The money in the cash register was taken from the salesclerk as custodian for the store. Such evidence was ample to establish the possessory element of the offense of robbery.

Appellants also contend that one of the two convictions must be vacated since the robbery was but one transaction against a single victim. We disagree. The salesclerk had a personal possessory right in the money orders and food stamps taken from her purse as charged in count four, as distinguished from the separate and distinct nature of her control and possession *720 of the contents of the cash register as custodian for the store.

Appellants' other ground for reversal is without substance.[3] Accordingly, the judgment appealed from is

Affirmed.

NOTES

[1] The convictions occurred in a second trial, the first having ended in a mistrial after the jury had been unable to reach a verdict on the offenses charged.

[2] The trial court clearly demonstrated the nature of robbery by hypothesizing a situation in which a person is asked to hold a sum of money for another person who is unknown to him. While he is holding that money, someone comes along and holds him up, stealing all of it. As the court said, the thief could still be prosecuted for robbery despite the fact that the owner of the money was unknown.

[3] Appellants allege that the testimony of the complaining witness (the salesclerk) should have been stricken under the Jencks Act, 18 U.S.C. § 3500 (1970). They base this claim on the testimony of the police officer that he faithfully recorded the complainant's descriptions of the robbers on a PD 251 form. However, the officer stated that about an hour later he noticed that some of the words on the form were misspelled so he "recopied the whole thing over", correcting the misspellings. He then destroyed the original because, he testified, he believed he had duplicated the form exactly. The material in the second PD 251 form was made available to the defense.

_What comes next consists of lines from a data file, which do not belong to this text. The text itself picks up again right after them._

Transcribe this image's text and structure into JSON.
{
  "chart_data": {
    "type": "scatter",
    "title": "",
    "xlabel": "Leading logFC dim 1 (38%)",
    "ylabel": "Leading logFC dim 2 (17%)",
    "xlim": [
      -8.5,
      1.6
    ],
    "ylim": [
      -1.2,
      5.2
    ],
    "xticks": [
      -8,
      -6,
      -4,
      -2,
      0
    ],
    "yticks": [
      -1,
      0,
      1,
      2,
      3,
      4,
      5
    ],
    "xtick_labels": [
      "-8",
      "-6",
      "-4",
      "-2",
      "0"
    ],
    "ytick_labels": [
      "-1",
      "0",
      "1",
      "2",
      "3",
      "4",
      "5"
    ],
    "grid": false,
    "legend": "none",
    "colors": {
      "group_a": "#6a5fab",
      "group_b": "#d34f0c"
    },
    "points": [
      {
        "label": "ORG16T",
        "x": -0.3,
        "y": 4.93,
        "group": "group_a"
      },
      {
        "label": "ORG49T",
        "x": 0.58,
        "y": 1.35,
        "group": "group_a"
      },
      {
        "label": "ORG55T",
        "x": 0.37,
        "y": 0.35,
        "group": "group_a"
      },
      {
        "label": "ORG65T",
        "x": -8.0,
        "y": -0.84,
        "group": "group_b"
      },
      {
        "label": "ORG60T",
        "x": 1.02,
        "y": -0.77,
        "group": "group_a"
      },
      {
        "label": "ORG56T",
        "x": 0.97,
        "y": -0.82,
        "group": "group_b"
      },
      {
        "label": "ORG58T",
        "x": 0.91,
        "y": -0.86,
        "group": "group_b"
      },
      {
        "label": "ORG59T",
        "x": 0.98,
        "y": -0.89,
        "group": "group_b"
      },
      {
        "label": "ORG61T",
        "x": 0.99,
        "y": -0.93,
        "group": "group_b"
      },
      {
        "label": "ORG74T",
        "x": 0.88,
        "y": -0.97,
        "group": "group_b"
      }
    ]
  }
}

Under the circumstances, we find as did the trial court, that there was no prejudice suffered by the appellants. There was no issue of identification raised. Both the complainant and the alleged accomplice testified that the appellants were the men who had robbed the store. No bad faith on the part of the police officer was shown. We find that the trial court was correct in not striking the testimony of the complaining witness. See United States v. Lepiscopo, 429 F.2d 258, 260 (5th Cir.), cert. denied, 400 U.S. 948, 91 S. Ct. 255, 27 L. Ed. 2d 254 (1970); United States v. Covello, 410 F.2d 536, 545 (2d Cir.), cert. denied, 396 U.S. 879, 90 S. Ct. 150, 24 L. Ed. 2d 136 (1969).